Paola Ghillani, directrice de Max Havelaar Suisse jusqu’en 2005, reproche au livre son ton général, qui consiste à «mettre tout le monde dans le même sac». Mais elle reconnaît que Max Havelaar pèche sérieusement au niveau des contrôles. Elle-même a été pendant quatre ans la présidente de Fairtrade Labelling Organisations (FLO), structure qui élabore les standards internationaux du commerce équitable, gère la certification et les contrôles.

«J’ai toujours défendu l’idée que les contrôles ne devaient pas être effectués par FLO mais par des organismes extérieurs. Il faudrait des inspecteurs professionnels, neutres et indépendants, comme ceux de la SGS ou de Procert», dit-elle.

Pourquoi ses critiques n’arrivent-elles que maintenant, après son départ de Max Havelaar Suisse? «C’est une structure que je commençais à mettre en place en Suisse. Tout a été arrêté après mon départ en 2005», répond-elle.

swissinfo, Ian Hamel

«Les coulisses du commerce équitable. Mensonges et vérités sur un petit business qui monte», par Christian Jacquiau. Editions Mille et une nuits, 461 pages.

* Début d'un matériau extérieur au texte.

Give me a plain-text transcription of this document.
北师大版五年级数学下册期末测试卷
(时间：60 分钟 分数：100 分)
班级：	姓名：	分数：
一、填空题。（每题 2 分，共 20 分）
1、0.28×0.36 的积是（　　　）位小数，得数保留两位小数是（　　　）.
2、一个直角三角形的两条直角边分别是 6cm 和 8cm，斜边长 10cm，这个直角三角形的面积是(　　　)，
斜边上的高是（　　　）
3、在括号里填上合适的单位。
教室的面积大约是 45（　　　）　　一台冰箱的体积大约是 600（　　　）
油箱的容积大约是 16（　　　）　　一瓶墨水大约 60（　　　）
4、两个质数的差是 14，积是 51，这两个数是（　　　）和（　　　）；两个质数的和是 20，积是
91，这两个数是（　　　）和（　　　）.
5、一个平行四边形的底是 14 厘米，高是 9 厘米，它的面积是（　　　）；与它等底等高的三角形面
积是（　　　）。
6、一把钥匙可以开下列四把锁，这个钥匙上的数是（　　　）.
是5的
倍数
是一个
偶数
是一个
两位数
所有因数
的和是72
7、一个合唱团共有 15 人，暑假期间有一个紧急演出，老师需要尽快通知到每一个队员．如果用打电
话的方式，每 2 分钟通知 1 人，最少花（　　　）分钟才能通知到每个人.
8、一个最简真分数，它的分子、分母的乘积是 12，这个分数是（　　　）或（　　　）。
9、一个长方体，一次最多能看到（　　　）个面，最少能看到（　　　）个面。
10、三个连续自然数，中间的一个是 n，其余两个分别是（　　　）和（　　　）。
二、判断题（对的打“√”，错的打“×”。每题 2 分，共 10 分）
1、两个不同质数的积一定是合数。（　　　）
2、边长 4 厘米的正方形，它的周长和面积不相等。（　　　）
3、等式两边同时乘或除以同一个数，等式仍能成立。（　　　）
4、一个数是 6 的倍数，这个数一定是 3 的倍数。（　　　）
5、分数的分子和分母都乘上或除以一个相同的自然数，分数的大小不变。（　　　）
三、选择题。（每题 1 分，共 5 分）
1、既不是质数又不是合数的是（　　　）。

1988: Fondation de Max Havelaar en Hollande
1992: Fondation de Max Havelaar Suisse par six grandes œuvres suisses d’entraide (Caritas, Pain pour le prochain…)
1999: Paola Ghillani, pharmacienne, prend la tête de Max Havelaar Suisse (elle va multiplier les ventes par cinq en six ans)
2005: Départ de Paola Ghillani, remplacée par Martin Rhoner, 39 ans, ancien conseiller du directeur exécutif suisse de la Banque mondiale.

– Le commerce équitable, avec un chiffre d’affaires de 1,7 milliards de francs suisses dans le monde, n’est plus tout à fait une activité marginale. En 2005, Max Havelaar Suisse annonçait un chiffre d’affaires de 221 millions, en progression de 5%.

– Les Suisses, en dépensant 30 francs par personne et par an, sont de très loin les plus grands supporters du commerce équitable, loin devant les Luxembourgeois, les Hollandais, les Anglais, les Danois et les Autrichiens.

– Avec 56 % du commerce de détail, la banane Max Havelaar est le produit-phare en Suisse. On trouve également les fleurs, le miel, les jus de fruit, et bien entendu le café.

– Un kilo de bananes éthiques se vend entre 2,60 et 4,50 francs le kilo. Un ananas éthique (1,4 à 1,6 kilo la pièce) est proposé entre 10 et 33 % plus cher qu’un ananas issu du commerce conventionnel.